Though my conduct might’ve left a bad taste in my editor’s mouth, it was utterly guileless – the kind of youthful blunder through which he could have guided me as a mentor. As clause #4 states, unpaid internships should exist for the benefit of the internThey exist to open doors and to provide a learning experience, and hopefully to allow the kinds of mistakes that accompany all learning experiences. If the company isn’t paying, the least it can do is give the intern a crash course in company expectations – the intellectual property rules, freelancing guidelines, etc.; and they should expect interns to fuck up periodically even after they’ve explained everything.

If an unpaid internship is mistake-free, it shouldn’t be unpaid. If it isn’t a learning opportunity, it shouldn’t exist, and we college students would be much better off earning actual money at McDonald’s.

And this is where I make my point.

College students, from marketeers to musicians to researchers: think twice before you take an unpaid internship. The idea that we should simultaneously be as competent and generative as salaried staffers with little to no job training and receive nothing in return makes no sense, and you're selling yourself short by tossing your hard-won intellectual property to grownups just because they’re older and fatter than you.

Take it from somebody who fucked up.

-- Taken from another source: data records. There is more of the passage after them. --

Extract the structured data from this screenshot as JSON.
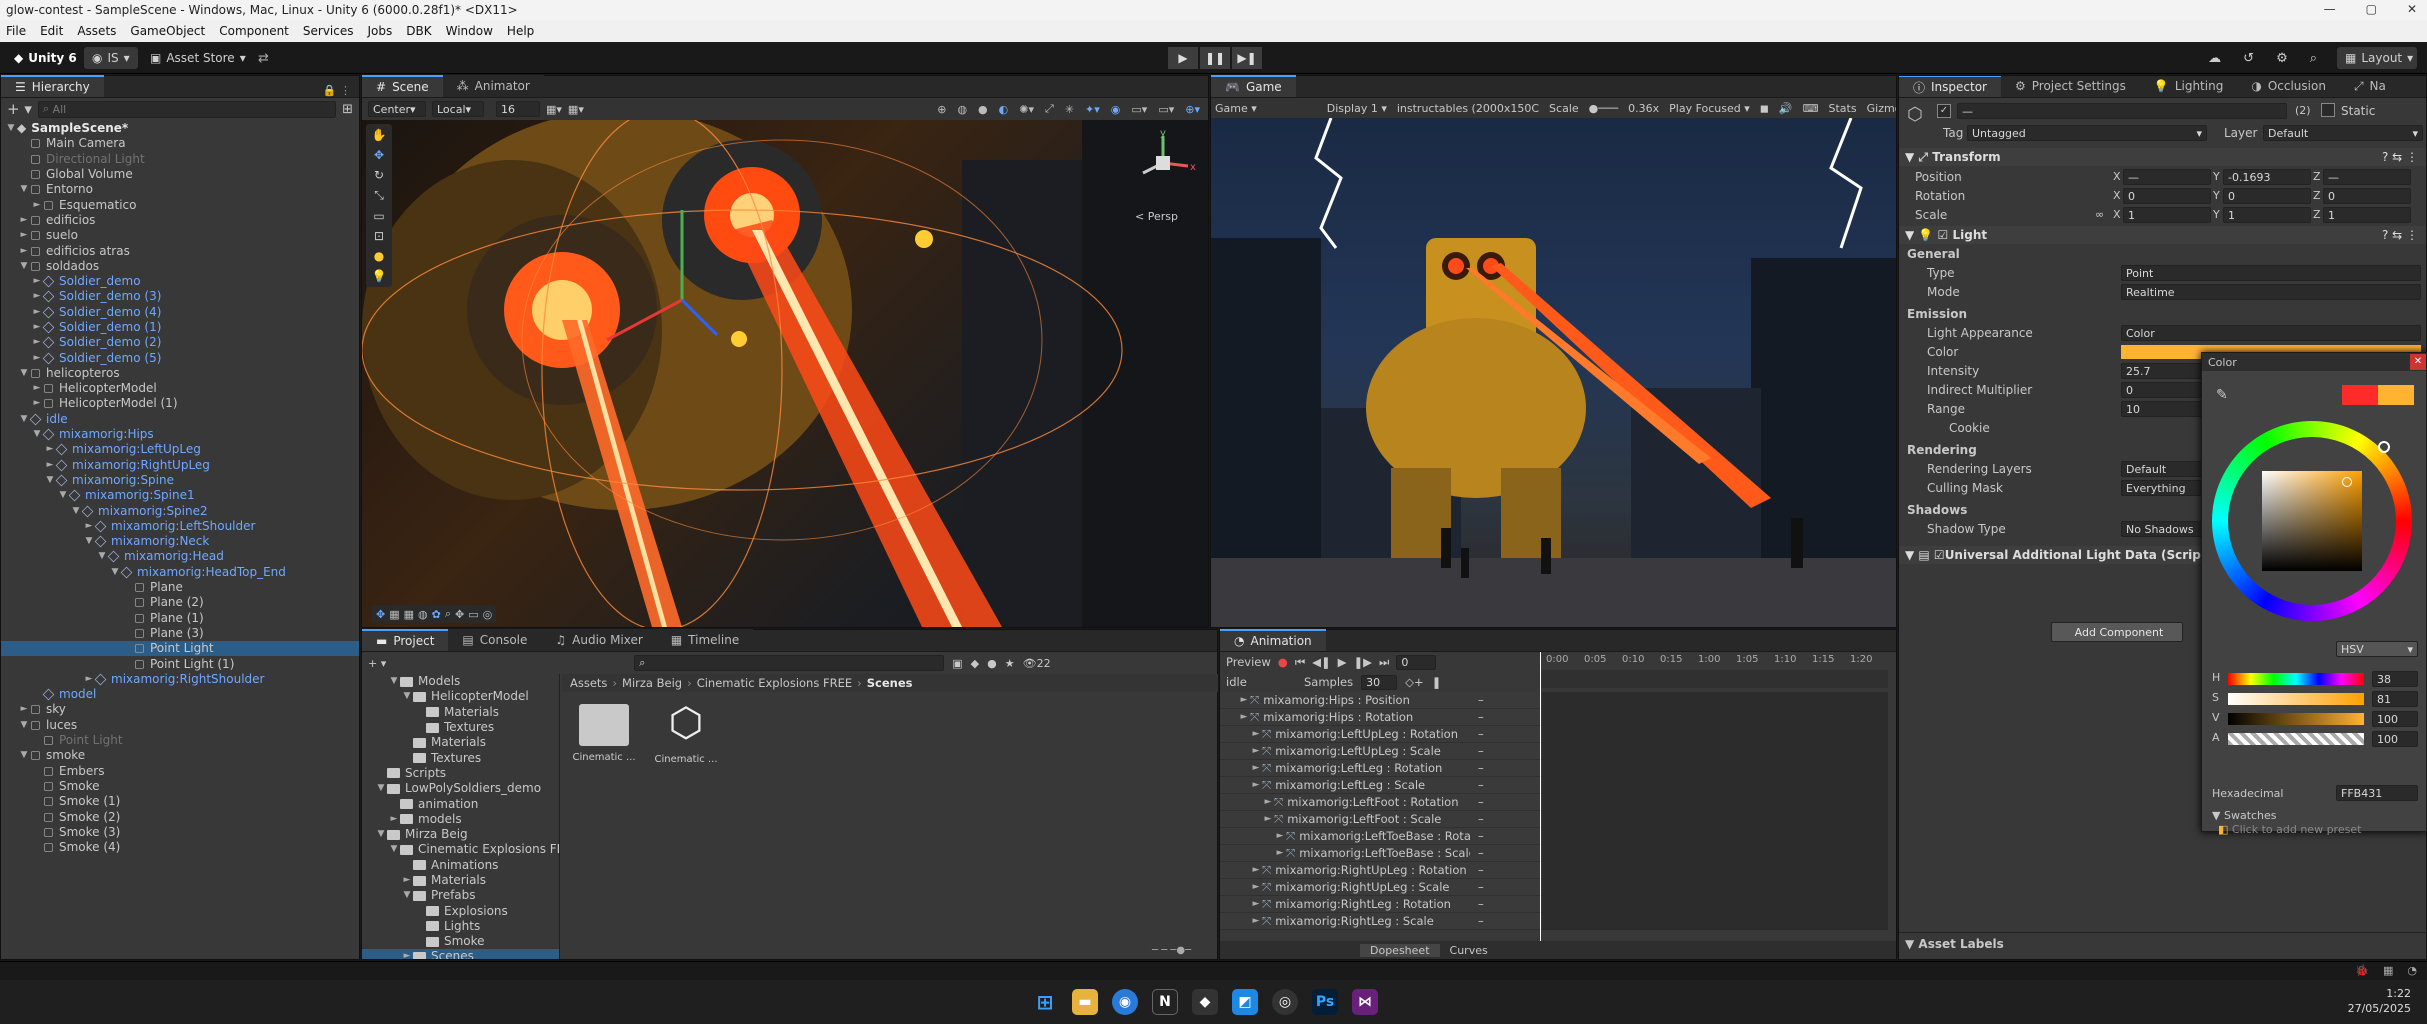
{
  "window": {
    "title": "glow-contest - SampleScene - Windows, Mac, Linux - Unity 6 (6000.0.28f1)* <DX11>"
  },
  "menu": [
    "File",
    "Edit",
    "Assets",
    "GameObject",
    "Component",
    "Services",
    "Jobs",
    "DBK",
    "Window",
    "Help"
  ],
  "toolbar": {
    "account": "Unity 6",
    "user": "IS",
    "asset_store": "Asset Store",
    "layout": "Layout"
  },
  "hierarchy": {
    "tab": "Hierarchy",
    "search_placeholder": "All",
    "rows": [
      {
        "t": "SampleScene*",
        "d": 0,
        "k": "scene",
        "s": "hdr",
        "a": "▼"
      },
      {
        "t": "Main Camera",
        "d": 1,
        "k": "go"
      },
      {
        "t": "Directional Light",
        "d": 1,
        "k": "go",
        "s": "dim"
      },
      {
        "t": "Global Volume",
        "d": 1,
        "k": "go"
      },
      {
        "t": "Entorno",
        "d": 1,
        "k": "go",
        "a": "▼"
      },
      {
        "t": "Esquematico",
        "d": 2,
        "k": "go",
        "a": "►"
      },
      {
        "t": "edificios",
        "d": 1,
        "k": "go",
        "a": "►"
      },
      {
        "t": "suelo",
        "d": 1,
        "k": "go",
        "a": "►"
      },
      {
        "t": "edificios atras",
        "d": 1,
        "k": "go",
        "a": "►"
      },
      {
        "t": "soldados",
        "d": 1,
        "k": "go",
        "a": "▼"
      },
      {
        "t": "Soldier_demo",
        "d": 2,
        "k": "prefab",
        "s": "blue",
        "a": "►"
      },
      {
        "t": "Soldier_demo (3)",
        "d": 2,
        "k": "prefab",
        "s": "blue",
        "a": "►"
      },
      {
        "t": "Soldier_demo (4)",
        "d": 2,
        "k": "prefab",
        "s": "blue",
        "a": "►"
      },
      {
        "t": "Soldier_demo (1)",
        "d": 2,
        "k": "prefab",
        "s": "blue",
        "a": "►"
      },
      {
        "t": "Soldier_demo (2)",
        "d": 2,
        "k": "prefab",
        "s": "blue",
        "a": "►"
      },
      {
        "t": "Soldier_demo (5)",
        "d": 2,
        "k": "prefab",
        "s": "blue",
        "a": "►"
      },
      {
        "t": "helicopteros",
        "d": 1,
        "k": "go",
        "a": "▼"
      },
      {
        "t": "HelicopterModel",
        "d": 2,
        "k": "go",
        "a": "►"
      },
      {
        "t": "HelicopterModel (1)",
        "d": 2,
        "k": "go",
        "a": "►"
      },
      {
        "t": "idle",
        "d": 1,
        "k": "prefab",
        "s": "blue",
        "a": "▼"
      },
      {
        "t": "mixamorig:Hips",
        "d": 2,
        "k": "prefab",
        "s": "blue",
        "a": "▼"
      },
      {
        "t": "mixamorig:LeftUpLeg",
        "d": 3,
        "k": "prefab",
        "s": "blue",
        "a": "►"
      },
      {
        "t": "mixamorig:RightUpLeg",
        "d": 3,
        "k": "prefab",
        "s": "blue",
        "a": "►"
      },
      {
        "t": "mixamorig:Spine",
        "d": 3,
        "k": "prefab",
        "s": "blue",
        "a": "▼"
      },
      {
        "t": "mixamorig:Spine1",
        "d": 4,
        "k": "prefab",
        "s": "blue",
        "a": "▼"
      },
      {
        "t": "mixamorig:Spine2",
        "d": 5,
        "k": "prefab",
        "s": "blue",
        "a": "▼"
      },
      {
        "t": "mixamorig:LeftShoulder",
        "d": 6,
        "k": "prefab",
        "s": "blue",
        "a": "►"
      },
      {
        "t": "mixamorig:Neck",
        "d": 6,
        "k": "prefab",
        "s": "blue",
        "a": "▼"
      },
      {
        "t": "mixamorig:Head",
        "d": 7,
        "k": "prefab",
        "s": "blue",
        "a": "▼"
      },
      {
        "t": "mixamorig:HeadTop_End",
        "d": 8,
        "k": "prefab",
        "s": "blue",
        "a": "▼"
      },
      {
        "t": "Plane",
        "d": 9,
        "k": "go"
      },
      {
        "t": "Plane (2)",
        "d": 9,
        "k": "go"
      },
      {
        "t": "Plane (1)",
        "d": 9,
        "k": "go"
      },
      {
        "t": "Plane (3)",
        "d": 9,
        "k": "go"
      },
      {
        "t": "Point Light",
        "d": 9,
        "k": "go",
        "s": "sel"
      },
      {
        "t": "Point Light (1)",
        "d": 9,
        "k": "go"
      },
      {
        "t": "mixamorig:RightShoulder",
        "d": 6,
        "k": "prefab",
        "s": "blue",
        "a": "►"
      },
      {
        "t": "model",
        "d": 2,
        "k": "prefab",
        "s": "blue"
      },
      {
        "t": "sky",
        "d": 1,
        "k": "go",
        "a": "►"
      },
      {
        "t": "luces",
        "d": 1,
        "k": "go",
        "a": "▼"
      },
      {
        "t": "Point Light",
        "d": 2,
        "k": "go",
        "s": "dim"
      },
      {
        "t": "smoke",
        "d": 1,
        "k": "go",
        "a": "▼"
      },
      {
        "t": "Embers",
        "d": 2,
        "k": "go"
      },
      {
        "t": "Smoke",
        "d": 2,
        "k": "go"
      },
      {
        "t": "Smoke (1)",
        "d": 2,
        "k": "go"
      },
      {
        "t": "Smoke (2)",
        "d": 2,
        "k": "go"
      },
      {
        "t": "Smoke (3)",
        "d": 2,
        "k": "go"
      },
      {
        "t": "Smoke (4)",
        "d": 2,
        "k": "go"
      }
    ]
  },
  "scene": {
    "tab": "Scene",
    "tab2": "Animator",
    "pivot": "Center",
    "space": "Local",
    "snap": "16",
    "persp": "< Persp"
  },
  "game": {
    "tab": "Game",
    "mode": "Game",
    "display": "Display 1",
    "resolution": "instructables (2000x150C",
    "scale_label": "Scale",
    "scale": "0.36x",
    "play": "Play Focused",
    "stats": "Stats",
    "gizmos": "Gizmo"
  },
  "project": {
    "tab": "Project",
    "tab2": "Console",
    "tab3": "Audio Mixer",
    "tab4": "Timeline",
    "count": "22",
    "breadcrumb": [
      "Assets",
      "Mirza Beig",
      "Cinematic Explosions FREE",
      "Scenes"
    ],
    "tree": [
      {
        "t": "Models",
        "d": 2,
        "a": "▼"
      },
      {
        "t": "HelicopterModel",
        "d": 3,
        "a": "▼"
      },
      {
        "t": "Materials",
        "d": 4
      },
      {
        "t": "Textures",
        "d": 4
      },
      {
        "t": "Materials",
        "d": 3
      },
      {
        "t": "Textures",
        "d": 3
      },
      {
        "t": "Scripts",
        "d": 1
      },
      {
        "t": "LowPolySoldiers_demo",
        "d": 1,
        "a": "▼"
      },
      {
        "t": "animation",
        "d": 2
      },
      {
        "t": "models",
        "d": 2,
        "a": "►"
      },
      {
        "t": "Mirza Beig",
        "d": 1,
        "a": "▼"
      },
      {
        "t": "Cinematic Explosions FI",
        "d": 2,
        "a": "▼"
      },
      {
        "t": "Animations",
        "d": 3
      },
      {
        "t": "Materials",
        "d": 3,
        "a": "►"
      },
      {
        "t": "Prefabs",
        "d": 3,
        "a": "▼"
      },
      {
        "t": "Explosions",
        "d": 4
      },
      {
        "t": "Lights",
        "d": 4
      },
      {
        "t": "Smoke",
        "d": 4
      },
      {
        "t": "Scenes",
        "d": 3,
        "s": "sel",
        "a": "►"
      }
    ],
    "items": [
      {
        "name": "Cinematic ...",
        "kind": "folder"
      },
      {
        "name": "Cinematic ...",
        "kind": "unity"
      }
    ]
  },
  "animation": {
    "tab": "Animation",
    "preview": "Preview",
    "frame": "0",
    "clip": "idle",
    "samples_label": "Samples",
    "samples": "30",
    "ruler": [
      "0:00",
      "0:05",
      "0:10",
      "0:15",
      "1:00",
      "1:05",
      "1:10",
      "1:15",
      "1:20"
    ],
    "tracks": [
      {
        "t": "mixamorig:Hips : Position",
        "d": 0,
        "a": "►"
      },
      {
        "t": "mixamorig:Hips : Rotation",
        "d": 0,
        "a": "►"
      },
      {
        "t": "mixamorig:LeftUpLeg : Rotation",
        "d": 1,
        "a": "►"
      },
      {
        "t": "mixamorig:LeftUpLeg : Scale",
        "d": 1,
        "a": "►"
      },
      {
        "t": "mixamorig:LeftLeg : Rotation",
        "d": 1,
        "a": "►"
      },
      {
        "t": "mixamorig:LeftLeg : Scale",
        "d": 1,
        "a": "►"
      },
      {
        "t": "mixamorig:LeftFoot : Rotation",
        "d": 2,
        "a": "►"
      },
      {
        "t": "mixamorig:LeftFoot : Scale",
        "d": 2,
        "a": "►"
      },
      {
        "t": "mixamorig:LeftToeBase : Rotatio",
        "d": 3,
        "a": "►"
      },
      {
        "t": "mixamorig:LeftToeBase : Scale",
        "d": 3,
        "a": "►"
      },
      {
        "t": "mixamorig:RightUpLeg : Rotation",
        "d": 1,
        "a": "►"
      },
      {
        "t": "mixamorig:RightUpLeg : Scale",
        "d": 1,
        "a": "►"
      },
      {
        "t": "mixamorig:RightLeg : Rotation",
        "d": 1,
        "a": "►"
      },
      {
        "t": "mixamorig:RightLeg : Scale",
        "d": 1,
        "a": "►"
      }
    ],
    "dopesheet": "Dopesheet",
    "curves": "Curves"
  },
  "inspector": {
    "tab": "Inspector",
    "tab2": "Project Settings",
    "tab3": "Lighting",
    "tab4": "Occlusion",
    "tab5": "Na",
    "count": "(2)",
    "static": "Static",
    "tag_label": "Tag",
    "tag": "Untagged",
    "layer_label": "Layer",
    "layer": "Default",
    "transform": {
      "title": "Transform",
      "position_label": "Position",
      "rotation_label": "Rotation",
      "scale_label": "Scale",
      "position": [
        "—",
        "-0.1693",
        "—"
      ],
      "rotation": [
        "0",
        "0",
        "0"
      ],
      "scale": [
        "1",
        "1",
        "1"
      ]
    },
    "light": {
      "title": "Light",
      "general": "General",
      "type_label": "Type",
      "type": "Point",
      "mode_label": "Mode",
      "mode": "Realtime",
      "emission": "Emission",
      "appearance_label": "Light Appearance",
      "appearance": "Color",
      "color_label": "Color",
      "intensity_label": "Intensity",
      "intensity": "25.7",
      "indirect_label": "Indirect Multiplier",
      "indirect": "0",
      "range_label": "Range",
      "range": "10",
      "cookie_label": "Cookie",
      "rendering": "Rendering",
      "layers_label": "Rendering Layers",
      "layers": "Default",
      "culling_label": "Culling Mask",
      "culling": "Everything",
      "shadows": "Shadows",
      "shadow_type_label": "Shadow Type",
      "shadow_type": "No Shadows"
    },
    "urp": "Universal Additional Light Data (Script)",
    "add_component": "Add Component",
    "asset_labels": "Asset Labels"
  },
  "colorpicker": {
    "title": "Color",
    "model": "HSV",
    "h": "38",
    "s": "81",
    "v": "100",
    "a": "100",
    "hex_label": "Hexadecimal",
    "hex": "FFB431",
    "swatches": "Swatches",
    "add_preset": "Click to add new preset",
    "current_color": "#ffb431",
    "previous_color": "#ff2b2b"
  },
  "taskbar": {
    "time": "1:22",
    "date": "27/05/2025"
  },
  "colors": {
    "accent": "#4b9fff",
    "prefab": "#6fa8ff",
    "selection": "#2c5d87"
  }
}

I got my ass kicked for working my ass off, which makes me question the idea that these kinds of internships exist to jettison intrepid youngsters into successful careers and instead come to the cynical conclusion that they exist to fill out tired staff bodies by exploiting our free labor.

“You should’ve at least gotten a second chance!” said my roommate, shocked, when I finally confessed to her my embarrassing failure, the one that meant early termination of our lease – an admission made all the more embarrassing by her internship in computer programming, which pays $30 an hour.

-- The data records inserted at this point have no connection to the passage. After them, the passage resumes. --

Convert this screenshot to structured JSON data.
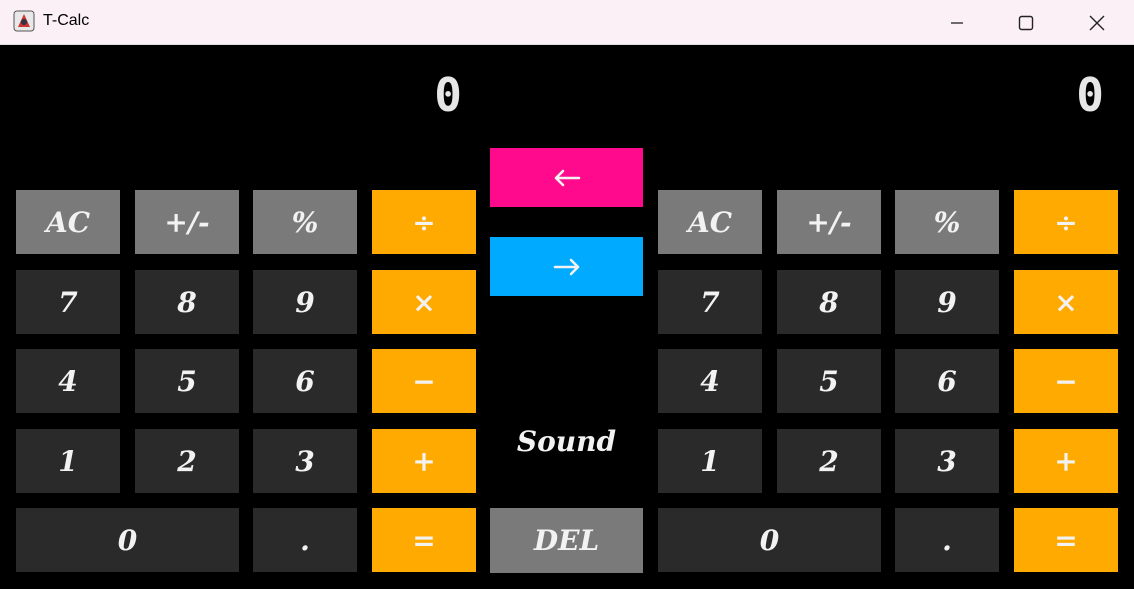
{
  "window": {
    "title": "T-Calc",
    "controls": {
      "minimize": "minimize-icon",
      "maximize": "maximize-icon",
      "close": "close-icon"
    }
  },
  "left_calc": {
    "display": "0",
    "rows": [
      [
        "AC",
        "+/-",
        "%",
        "÷"
      ],
      [
        "7",
        "8",
        "9",
        "×"
      ],
      [
        "4",
        "5",
        "6",
        "−"
      ],
      [
        "1",
        "2",
        "3",
        "+"
      ],
      [
        "0",
        ".",
        "="
      ]
    ]
  },
  "right_calc": {
    "display": "0",
    "rows": [
      [
        "AC",
        "+/-",
        "%",
        "÷"
      ],
      [
        "7",
        "8",
        "9",
        "×"
      ],
      [
        "4",
        "5",
        "6",
        "−"
      ],
      [
        "1",
        "2",
        "3",
        "+"
      ],
      [
        "0",
        ".",
        "="
      ]
    ]
  },
  "center": {
    "transfer_left": {
      "icon": "arrow-left-icon",
      "color": "#ff0a8c"
    },
    "transfer_right": {
      "icon": "arrow-right-icon",
      "color": "#00aaff"
    },
    "sound_label": "Sound",
    "del_label": "DEL"
  },
  "colors": {
    "gray": "#7a7a7a",
    "dark": "#2a2a2a",
    "orange": "#ffaa00",
    "background": "#000000"
  }
}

“Yeah, but it was stupid,” I said. “It was a dumb mistake.”

“But you’re an unpaid intern!” she said. “You’re supposed to make those kinds of mistakes!”

Now that I’ve given myself a month to think about my experience, I’ve decided she’s right; and furthermore, my dumb mistake turned out to be the best thing I did this summer. I’d dipped my toes into the professional world and gotten them burned off, and I had to learn how to tell people I’d fucked up in a graceful, honest manner, which is a lifelong skill no matter what you do. But more importantly, by denying me the last two weeks of my “learning experience,” my editor inadvertently provided me with some new ones. I learned that the professional world deals in shades of grey; not everyone follows the rules, even when they expect you to. Unpaid internships epitomize this corrupt racket. I will never take one again.

Instead, I will work for myself. I will ask for guidance from my employers and a thorough explanation of the rules, so I won’t break them inadvertently. And I reaffirm the position that led me into this unglamorous, experience-heavy internship in the first place: Nobody becomes a writer by working various unpaid internships until the Writer God sends them an expensive piece of stationery conferring the rank of Writer upon them. Full-time writers work for themselves. And with that autonomy comes the responsibility for believing in yourself and taking risks, which I did and will continue to do. I’m young and versatile, the future of journalism writ large is a lot brighter than the future of the dying print weekly, and I want to be a part of it.


[1] Names have been changed

[2] The correspondence with my editor is paraphrased, because he deleted my email account before I could review the contents of his email message and our G-Chat.

[3] Medilldo (n): a (questionably) affectionate nickname for a member of the Medill School of Journalism, an institution notorious for its obnoxiously overambitious student body.

[4] Whether or not the requirements of this rubric represent reasonable expectations for unpaid internships, however, is a question for another day.